There is (I’d like to say) a trend in the United States towards abolition. So where is Japan at?
As I have posted here through Mark, Justice Minister Toshio Ogawa sent three people to gallows in March this year.
Just before he signed the order for the executions, he terminated Justice Ministry’s internal study panel on death penalty. In 2010, the then Justice Minister Keiko Chiba set up the panel to review whether to retain or abolish the death penalty and discuss about the conditions on death row. It aimed to get the debate going in the country, and was supported by Chiba’s successors.
However, Ogawa terminated the study panel and cancelled the plans to set up another discussion panel with experts on the matter. Ogawa said that he “thought the discussions were exhausted”, and that he “terminated the study panel because it would not have lead to a consensus”. He also said that he “would not consider a moratorium on executions just because there are different opinions”.
Now Ogawa has decided that although he would not continue the debate on whether to abolish the death penalty, he would discuss about the method of execution (Read more about this here).
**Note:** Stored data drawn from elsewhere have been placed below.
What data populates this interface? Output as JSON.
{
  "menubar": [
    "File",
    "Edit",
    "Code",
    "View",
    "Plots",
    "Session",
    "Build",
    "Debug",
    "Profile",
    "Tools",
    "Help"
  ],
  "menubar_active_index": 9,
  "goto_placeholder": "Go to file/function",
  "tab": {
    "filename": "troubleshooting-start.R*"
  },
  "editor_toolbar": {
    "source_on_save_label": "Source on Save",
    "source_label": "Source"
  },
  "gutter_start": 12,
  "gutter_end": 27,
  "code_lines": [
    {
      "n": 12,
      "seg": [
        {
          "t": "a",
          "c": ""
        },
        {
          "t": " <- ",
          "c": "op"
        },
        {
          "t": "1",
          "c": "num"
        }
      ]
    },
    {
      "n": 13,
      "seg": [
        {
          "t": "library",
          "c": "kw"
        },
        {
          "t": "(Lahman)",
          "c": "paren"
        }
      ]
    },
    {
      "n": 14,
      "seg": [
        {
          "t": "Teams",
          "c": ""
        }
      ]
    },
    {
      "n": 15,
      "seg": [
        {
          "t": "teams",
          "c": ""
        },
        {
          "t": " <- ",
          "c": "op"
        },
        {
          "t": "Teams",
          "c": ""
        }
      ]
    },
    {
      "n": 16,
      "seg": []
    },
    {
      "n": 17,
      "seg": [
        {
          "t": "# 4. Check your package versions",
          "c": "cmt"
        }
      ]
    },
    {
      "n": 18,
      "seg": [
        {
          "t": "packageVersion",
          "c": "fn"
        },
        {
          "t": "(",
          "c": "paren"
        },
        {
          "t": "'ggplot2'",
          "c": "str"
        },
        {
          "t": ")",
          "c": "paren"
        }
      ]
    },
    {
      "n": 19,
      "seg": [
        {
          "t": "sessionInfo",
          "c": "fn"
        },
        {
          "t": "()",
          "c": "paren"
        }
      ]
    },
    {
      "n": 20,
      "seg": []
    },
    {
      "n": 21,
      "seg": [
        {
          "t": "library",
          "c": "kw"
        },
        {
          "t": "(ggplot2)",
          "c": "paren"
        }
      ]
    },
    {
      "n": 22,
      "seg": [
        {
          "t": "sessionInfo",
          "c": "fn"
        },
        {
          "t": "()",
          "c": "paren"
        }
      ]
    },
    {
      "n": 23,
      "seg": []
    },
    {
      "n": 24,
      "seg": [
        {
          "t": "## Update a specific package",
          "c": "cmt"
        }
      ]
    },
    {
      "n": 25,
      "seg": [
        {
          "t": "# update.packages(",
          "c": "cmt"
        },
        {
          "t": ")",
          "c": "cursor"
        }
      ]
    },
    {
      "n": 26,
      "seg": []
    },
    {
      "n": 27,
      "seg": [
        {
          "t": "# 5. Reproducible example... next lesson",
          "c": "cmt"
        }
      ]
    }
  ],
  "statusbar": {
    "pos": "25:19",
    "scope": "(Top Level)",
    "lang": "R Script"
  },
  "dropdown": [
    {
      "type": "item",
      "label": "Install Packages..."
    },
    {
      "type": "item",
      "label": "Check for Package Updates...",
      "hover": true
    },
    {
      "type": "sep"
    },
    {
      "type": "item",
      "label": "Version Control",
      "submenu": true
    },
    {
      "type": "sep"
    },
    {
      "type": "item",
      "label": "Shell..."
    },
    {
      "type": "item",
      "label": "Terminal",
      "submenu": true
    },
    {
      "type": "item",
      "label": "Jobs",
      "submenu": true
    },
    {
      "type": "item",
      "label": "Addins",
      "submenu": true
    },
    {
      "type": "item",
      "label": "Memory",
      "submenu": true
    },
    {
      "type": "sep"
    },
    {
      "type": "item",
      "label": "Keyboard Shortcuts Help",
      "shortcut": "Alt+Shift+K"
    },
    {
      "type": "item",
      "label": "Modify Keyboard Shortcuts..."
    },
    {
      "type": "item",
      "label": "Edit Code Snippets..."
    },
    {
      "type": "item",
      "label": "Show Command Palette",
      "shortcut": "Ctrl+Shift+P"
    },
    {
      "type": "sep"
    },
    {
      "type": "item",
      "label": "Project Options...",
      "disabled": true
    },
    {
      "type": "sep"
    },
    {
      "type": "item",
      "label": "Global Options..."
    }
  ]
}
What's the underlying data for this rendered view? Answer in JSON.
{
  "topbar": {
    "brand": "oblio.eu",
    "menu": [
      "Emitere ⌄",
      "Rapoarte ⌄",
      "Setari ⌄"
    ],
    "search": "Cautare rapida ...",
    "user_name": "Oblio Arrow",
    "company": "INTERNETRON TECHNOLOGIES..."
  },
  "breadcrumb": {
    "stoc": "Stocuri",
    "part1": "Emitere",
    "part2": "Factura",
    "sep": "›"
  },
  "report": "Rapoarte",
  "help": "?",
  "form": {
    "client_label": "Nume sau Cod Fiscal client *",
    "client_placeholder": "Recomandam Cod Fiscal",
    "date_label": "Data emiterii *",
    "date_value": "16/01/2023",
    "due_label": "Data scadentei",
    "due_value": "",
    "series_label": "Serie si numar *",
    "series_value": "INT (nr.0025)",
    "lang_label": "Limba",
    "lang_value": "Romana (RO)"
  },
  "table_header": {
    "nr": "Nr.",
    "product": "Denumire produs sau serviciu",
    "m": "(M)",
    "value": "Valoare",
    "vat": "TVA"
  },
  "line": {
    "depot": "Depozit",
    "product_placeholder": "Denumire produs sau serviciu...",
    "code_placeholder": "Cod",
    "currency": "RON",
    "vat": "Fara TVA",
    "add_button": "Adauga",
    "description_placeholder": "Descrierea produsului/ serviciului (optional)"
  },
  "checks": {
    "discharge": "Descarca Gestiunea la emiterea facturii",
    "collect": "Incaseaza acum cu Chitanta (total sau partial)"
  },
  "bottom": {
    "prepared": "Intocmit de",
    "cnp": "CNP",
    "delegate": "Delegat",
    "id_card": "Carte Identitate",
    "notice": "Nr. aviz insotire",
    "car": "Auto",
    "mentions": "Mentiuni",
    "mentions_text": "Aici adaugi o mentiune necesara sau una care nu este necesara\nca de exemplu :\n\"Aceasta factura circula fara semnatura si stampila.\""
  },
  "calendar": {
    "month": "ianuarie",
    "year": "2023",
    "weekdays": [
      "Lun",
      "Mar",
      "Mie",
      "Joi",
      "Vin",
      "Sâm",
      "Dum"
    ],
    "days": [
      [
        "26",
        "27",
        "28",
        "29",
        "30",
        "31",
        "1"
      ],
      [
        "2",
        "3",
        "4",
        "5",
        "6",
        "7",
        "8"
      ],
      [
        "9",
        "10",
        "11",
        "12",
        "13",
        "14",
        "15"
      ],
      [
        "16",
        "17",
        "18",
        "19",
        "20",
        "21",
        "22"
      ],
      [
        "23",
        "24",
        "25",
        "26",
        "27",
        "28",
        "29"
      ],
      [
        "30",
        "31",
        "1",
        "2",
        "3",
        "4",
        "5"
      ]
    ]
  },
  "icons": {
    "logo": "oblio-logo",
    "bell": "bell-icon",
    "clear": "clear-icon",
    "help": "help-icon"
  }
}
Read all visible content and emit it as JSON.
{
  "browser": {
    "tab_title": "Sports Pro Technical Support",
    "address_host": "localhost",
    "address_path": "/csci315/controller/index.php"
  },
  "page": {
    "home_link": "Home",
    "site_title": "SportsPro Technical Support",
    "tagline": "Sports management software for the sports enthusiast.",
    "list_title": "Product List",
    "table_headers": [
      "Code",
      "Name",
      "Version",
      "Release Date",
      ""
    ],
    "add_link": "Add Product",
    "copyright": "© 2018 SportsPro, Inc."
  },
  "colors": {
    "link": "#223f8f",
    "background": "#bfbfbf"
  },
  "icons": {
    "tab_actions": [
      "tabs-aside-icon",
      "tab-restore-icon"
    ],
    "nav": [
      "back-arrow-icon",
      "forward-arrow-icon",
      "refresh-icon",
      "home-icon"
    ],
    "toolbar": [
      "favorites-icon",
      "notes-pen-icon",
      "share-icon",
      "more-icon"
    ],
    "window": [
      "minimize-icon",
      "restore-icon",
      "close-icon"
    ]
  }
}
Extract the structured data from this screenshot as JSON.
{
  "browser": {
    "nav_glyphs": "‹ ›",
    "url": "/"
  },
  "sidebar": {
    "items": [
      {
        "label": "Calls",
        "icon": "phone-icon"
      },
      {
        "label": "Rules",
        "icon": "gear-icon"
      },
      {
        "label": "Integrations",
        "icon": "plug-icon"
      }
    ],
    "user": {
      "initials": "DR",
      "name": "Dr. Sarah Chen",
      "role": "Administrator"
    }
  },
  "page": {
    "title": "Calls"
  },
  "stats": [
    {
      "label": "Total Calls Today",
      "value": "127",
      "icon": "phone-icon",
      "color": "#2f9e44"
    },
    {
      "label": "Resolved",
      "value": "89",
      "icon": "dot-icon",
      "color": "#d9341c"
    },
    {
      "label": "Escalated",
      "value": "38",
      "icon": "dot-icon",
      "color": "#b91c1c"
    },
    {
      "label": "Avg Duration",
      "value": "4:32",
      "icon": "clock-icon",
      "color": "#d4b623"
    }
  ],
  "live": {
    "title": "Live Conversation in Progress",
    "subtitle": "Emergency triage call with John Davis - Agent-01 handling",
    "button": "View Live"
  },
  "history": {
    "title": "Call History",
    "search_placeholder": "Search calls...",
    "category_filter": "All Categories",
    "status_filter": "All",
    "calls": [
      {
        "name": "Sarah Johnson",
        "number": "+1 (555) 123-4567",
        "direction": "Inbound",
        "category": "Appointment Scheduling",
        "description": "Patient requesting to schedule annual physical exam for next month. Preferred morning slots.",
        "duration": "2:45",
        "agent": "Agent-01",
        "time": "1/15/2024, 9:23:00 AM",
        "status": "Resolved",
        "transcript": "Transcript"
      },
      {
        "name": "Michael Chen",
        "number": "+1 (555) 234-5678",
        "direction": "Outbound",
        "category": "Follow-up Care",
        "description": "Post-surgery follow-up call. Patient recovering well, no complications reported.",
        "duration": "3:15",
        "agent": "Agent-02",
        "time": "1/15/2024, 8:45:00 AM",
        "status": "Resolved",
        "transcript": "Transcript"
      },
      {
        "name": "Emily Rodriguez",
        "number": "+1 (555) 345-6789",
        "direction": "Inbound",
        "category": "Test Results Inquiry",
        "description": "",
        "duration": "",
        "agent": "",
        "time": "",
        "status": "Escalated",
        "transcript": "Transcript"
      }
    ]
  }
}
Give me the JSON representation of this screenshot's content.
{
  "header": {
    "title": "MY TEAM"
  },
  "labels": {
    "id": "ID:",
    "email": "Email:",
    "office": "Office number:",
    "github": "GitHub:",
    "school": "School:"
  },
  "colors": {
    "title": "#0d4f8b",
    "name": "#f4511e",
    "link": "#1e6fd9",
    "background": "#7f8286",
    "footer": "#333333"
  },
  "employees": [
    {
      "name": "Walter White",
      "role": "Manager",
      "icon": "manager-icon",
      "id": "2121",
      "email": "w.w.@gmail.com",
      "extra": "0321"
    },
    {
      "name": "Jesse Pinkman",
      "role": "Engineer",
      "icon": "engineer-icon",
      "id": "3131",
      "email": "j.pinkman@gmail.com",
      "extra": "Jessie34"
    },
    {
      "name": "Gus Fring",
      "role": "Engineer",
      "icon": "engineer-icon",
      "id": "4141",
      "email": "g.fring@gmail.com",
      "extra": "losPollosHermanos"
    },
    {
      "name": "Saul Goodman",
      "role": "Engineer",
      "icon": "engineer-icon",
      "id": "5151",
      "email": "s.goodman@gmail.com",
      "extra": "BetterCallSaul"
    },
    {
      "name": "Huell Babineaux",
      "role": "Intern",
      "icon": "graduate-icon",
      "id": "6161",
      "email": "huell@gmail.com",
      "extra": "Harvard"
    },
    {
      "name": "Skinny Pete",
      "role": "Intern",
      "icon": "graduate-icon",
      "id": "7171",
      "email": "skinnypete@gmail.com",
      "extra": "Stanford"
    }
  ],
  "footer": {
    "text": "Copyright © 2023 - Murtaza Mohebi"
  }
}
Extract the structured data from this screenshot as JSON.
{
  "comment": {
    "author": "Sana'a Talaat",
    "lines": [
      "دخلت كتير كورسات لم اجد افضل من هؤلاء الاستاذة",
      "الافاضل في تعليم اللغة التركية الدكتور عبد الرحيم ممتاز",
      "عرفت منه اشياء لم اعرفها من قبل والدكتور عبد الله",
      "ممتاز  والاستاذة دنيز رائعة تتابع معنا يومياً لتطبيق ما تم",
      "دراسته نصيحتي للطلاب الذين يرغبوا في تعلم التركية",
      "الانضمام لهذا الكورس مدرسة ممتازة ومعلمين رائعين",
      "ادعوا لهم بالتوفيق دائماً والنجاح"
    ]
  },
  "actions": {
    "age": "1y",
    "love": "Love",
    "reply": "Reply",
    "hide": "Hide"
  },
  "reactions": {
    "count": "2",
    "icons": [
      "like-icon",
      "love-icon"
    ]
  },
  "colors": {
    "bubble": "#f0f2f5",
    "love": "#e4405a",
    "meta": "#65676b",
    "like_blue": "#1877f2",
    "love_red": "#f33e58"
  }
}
The Ministry’s top three officials will begin private discussion on the issue (the deliberations of which will not be made public).
The first meeting of the three was held on April 23. Because there is a strong opinion that the hanging method is too cruel, they discussed about the lethal injection method adopted by the United States, calling in a doctor who has had an experience on being present at the execution.
Yes, of course the current execution method in Japan is problematic: (1) the inmates are notified first of their executions in the morning, just an hour or so before their execution, (2) their relatives are not informed before hand, (3) their lawyers are not informed, (4) they are held in solitary confinement on death row until execution, prohibited to even communicate with other inmates, so on and so forth.
But the real focus should be on whether to execute at all, not whether to execute more “softly”.
So this is one more reason to criticize Ogawa’s decision to terminate the study panel and the discussion panel. If we want to call Japan a “democratic country”, there should be a more open debate on whether to retain or abolish the death penalty to begin with, disclosing more facts about the penalty and taking into account various factors including the international trend, the risk of wrongful executions, etc.